VLAN Interfaces with OpenBSD 4.131 August 2007 · Filed in Tutorial
I’ve been doing some interoperability testing with VMware ESX Server and VLANs (a separate article on that is in the works), and needed a guest OS that supported VLAN interfaces. From my previous (but limited) experience with OpenBSD, I suspected that VLAN interfaces were indeed supported, and after setting up a quick VM running OpenBSD 4.1 I found that I was indeed correct. Not only are they supported, they are incredibly easy to setup and configure.
The command to configure a VLAN interface is simply a variation of the standard
ifconfig command (note that I’m using a backslash to denote a line continuation, so that I can wrap lines here for readability):
ifconfig <VLAN interface name> vlan <VLAN ID> \ vlandev <physical network device>
So, by example, the command I used to create a VLAN interface for VLAN ID 3 looked like this:
ifconfig vlan3 vlan 3 vlandev pcn0
I did find that I couldn’t name the VLAN interface (“vlan3”, in this case) anything other than vlanX, where X was a number.

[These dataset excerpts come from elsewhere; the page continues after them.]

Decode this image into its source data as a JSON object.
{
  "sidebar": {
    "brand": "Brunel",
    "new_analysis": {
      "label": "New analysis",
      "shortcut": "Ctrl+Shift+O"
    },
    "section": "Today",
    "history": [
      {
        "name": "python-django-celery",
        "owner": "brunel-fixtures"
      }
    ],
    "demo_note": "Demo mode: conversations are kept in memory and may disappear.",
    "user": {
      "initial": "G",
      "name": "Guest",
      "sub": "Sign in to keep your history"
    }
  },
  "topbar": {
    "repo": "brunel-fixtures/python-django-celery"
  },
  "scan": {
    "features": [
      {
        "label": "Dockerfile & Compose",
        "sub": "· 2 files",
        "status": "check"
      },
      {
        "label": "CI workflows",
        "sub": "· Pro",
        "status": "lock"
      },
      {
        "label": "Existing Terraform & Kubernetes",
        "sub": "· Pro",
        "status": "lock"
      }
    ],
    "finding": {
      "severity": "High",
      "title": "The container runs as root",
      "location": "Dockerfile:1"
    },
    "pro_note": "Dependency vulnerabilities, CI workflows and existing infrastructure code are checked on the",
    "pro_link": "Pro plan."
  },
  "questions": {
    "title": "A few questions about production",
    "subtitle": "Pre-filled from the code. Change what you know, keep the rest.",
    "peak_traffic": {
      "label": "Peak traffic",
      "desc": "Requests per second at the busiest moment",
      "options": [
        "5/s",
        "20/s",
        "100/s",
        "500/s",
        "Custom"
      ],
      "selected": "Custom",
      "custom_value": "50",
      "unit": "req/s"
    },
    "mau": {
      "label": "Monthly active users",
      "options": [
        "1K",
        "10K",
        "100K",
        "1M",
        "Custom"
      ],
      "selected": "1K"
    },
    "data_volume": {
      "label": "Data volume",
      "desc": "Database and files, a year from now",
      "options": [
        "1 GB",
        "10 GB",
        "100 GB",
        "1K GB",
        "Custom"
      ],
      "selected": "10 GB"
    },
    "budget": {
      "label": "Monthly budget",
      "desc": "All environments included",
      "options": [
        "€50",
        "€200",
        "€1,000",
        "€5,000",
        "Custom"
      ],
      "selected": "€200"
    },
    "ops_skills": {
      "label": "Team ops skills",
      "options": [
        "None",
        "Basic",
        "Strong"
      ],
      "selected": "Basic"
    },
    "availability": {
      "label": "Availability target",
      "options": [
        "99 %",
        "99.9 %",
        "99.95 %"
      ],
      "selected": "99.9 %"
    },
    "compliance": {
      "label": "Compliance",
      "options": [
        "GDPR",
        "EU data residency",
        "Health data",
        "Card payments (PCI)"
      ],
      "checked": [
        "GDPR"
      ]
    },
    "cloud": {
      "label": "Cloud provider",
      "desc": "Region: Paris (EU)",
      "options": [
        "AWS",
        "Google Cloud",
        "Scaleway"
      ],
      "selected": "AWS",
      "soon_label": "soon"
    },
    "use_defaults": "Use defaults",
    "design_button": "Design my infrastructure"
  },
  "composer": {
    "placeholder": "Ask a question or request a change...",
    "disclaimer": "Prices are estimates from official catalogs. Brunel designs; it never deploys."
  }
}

I don’t know if this is an OpenBSD limitation, or just an error on my part. The latter is certainly a distinct possibility.
Once the VLAN interface, is created, then I just followed the standard OpenBSD way of provisioning an interface—create
/etc/hostname.ifname (where ifname is the name of the VLAN interface) for each VLAN interface and that should be that.
The ESX Server configuration to support these VLAN interfaces at the guest level was pretty easy, too. I just had to create a port group with a VLAN ID of 4095 and attach the OpenBSD guest to that port group. ESX Server automatically passed the VLAN tags up to the guest and everything worked as expected. (Again, I’ll have a separate article on that published soon.)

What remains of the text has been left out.